Monti sembra escludere la presenza dei politici anche per il futuro: ”Non ci saranno passaggi in corsa, perché di corsa si tratterà. Ma l’Esecutivo non ne sarà indebolito. La blindatura di questo governo dipende dalla capacità di agire e di spiegare il significato della propria azione: è questa la blindatura che cercherò con i miei ministri”.
A una giornalista che gli chiede della patrimoniale risponde: ”Presenteremo il programma di governo alle due Camere, da domani al Senato. Se vuole può chiederlo. Abbiamo operato in tempi brevi, con serietà e molta attenzione alla qualità delle scelte e tutto questo confido si tradurrà anche in un rasserenamento della situazione italiana sui mercati”.
Il governo Monti ha tagliato il numero dei ministri e si distingue dai precedenti per avere un profilo assolutamente tecnico. Nel nuovo governo, la categoria più rappresentata è quella dei professori: sono otto, quasi la metà del totale, gli esponenti dell’esecutivo pescati nelle aule universitarie degli atenei più prestigiosi. Evidentemente Monti ha scelto ministri che non avessero bisogno di familiarizzarsi con la materia.
Il nuovo premier ha deluso le aspettative di chi si aspettava un governo dove donne e giovani fosse maggiormente rappresentati.
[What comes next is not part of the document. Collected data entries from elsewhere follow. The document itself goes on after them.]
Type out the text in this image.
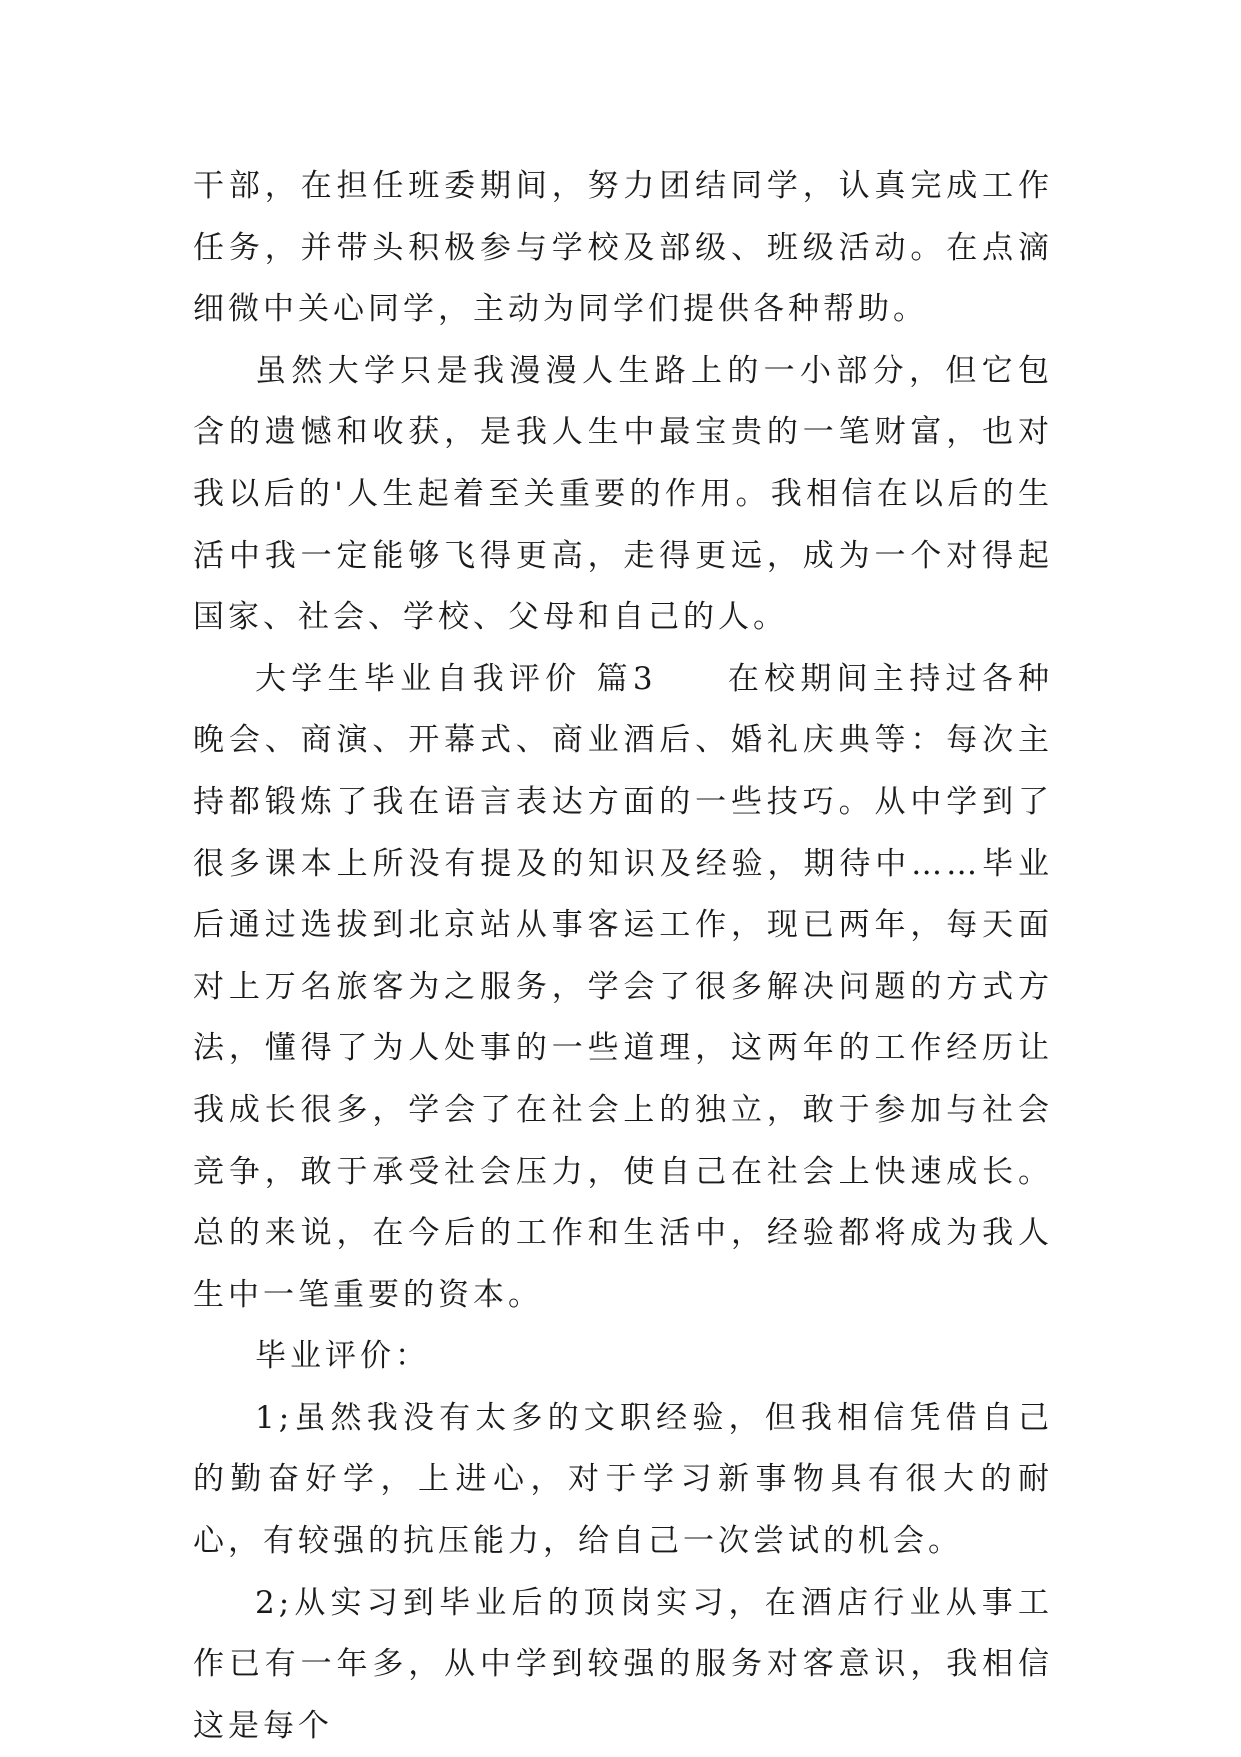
干部，在担任班委期间，努力团结同学，认真完成工作任务，并带头积极参与学校及部级、班级活动。在点滴细微中关心同学，主动为同学们提供各种帮助。

虽然大学只是我漫漫人生路上的一小部分，但它包含的遗憾和收获，是我人生中最宝贵的一笔财富，也对我以后的'人生起着至关重要的作用。我相信在以后的生活中我一定能够飞得更高，走得更远，成为一个对得起国家、社会、学校、父母和自己的人。

大学生毕业自我评价 篇3 在校期间主持过各种晚会、商演、开幕式、商业酒后、婚礼庆典等：每次主持都锻炼了我在语言表达方面的一些技巧。从中学到了很多课本上所没有提及的知识及经验，期待中……毕业后通过选拔到北京站从事客运工作，现已两年，每天面对上万名旅客为之服务，学会了很多解决问题的方式方法，懂得了为人处事的一些道理，这两年的工作经历让我成长很多，学会了在社会上的独立，敢于参加与社会竞争，敢于承受社会压力，使自己在社会上快速成长。总的来说，在今后的工作和生活中，经验都将成为我人生中一笔重要的资本。

毕业评价：

1;虽然我没有太多的文职经验，但我相信凭借自己的勤奋好学，上进心，对于学习新事物具有很大的耐心，有较强的抗压能力，给自己一次尝试的机会。

2;从实习到毕业后的顶岗实习，在酒店行业从事工作已有一年多，从中学到较强的服务对客意识，我相信这是每个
Le donne entrate in squadra sono solo tre: Anna Maria Cancellieri all’Interno, Elsa Fornero al Lavoro (sarà lei ad occuparsi del delicato dossier della riforma delle pensioni) e Paola Severino, alla Giustizia, prima donna guardasigilli nella storia della Repubblica.
Per privilegiare l’esperienza, Monti ha formato un governo nettamente più vecchio del precedente. L’età media dei ministri è passata dai 52 del governo Berlusconi ai 63 di oggi. E inoltre sono di più i ministri settentrionali: nove vengono dal nord, otto da Roma in giù, due da Napoli.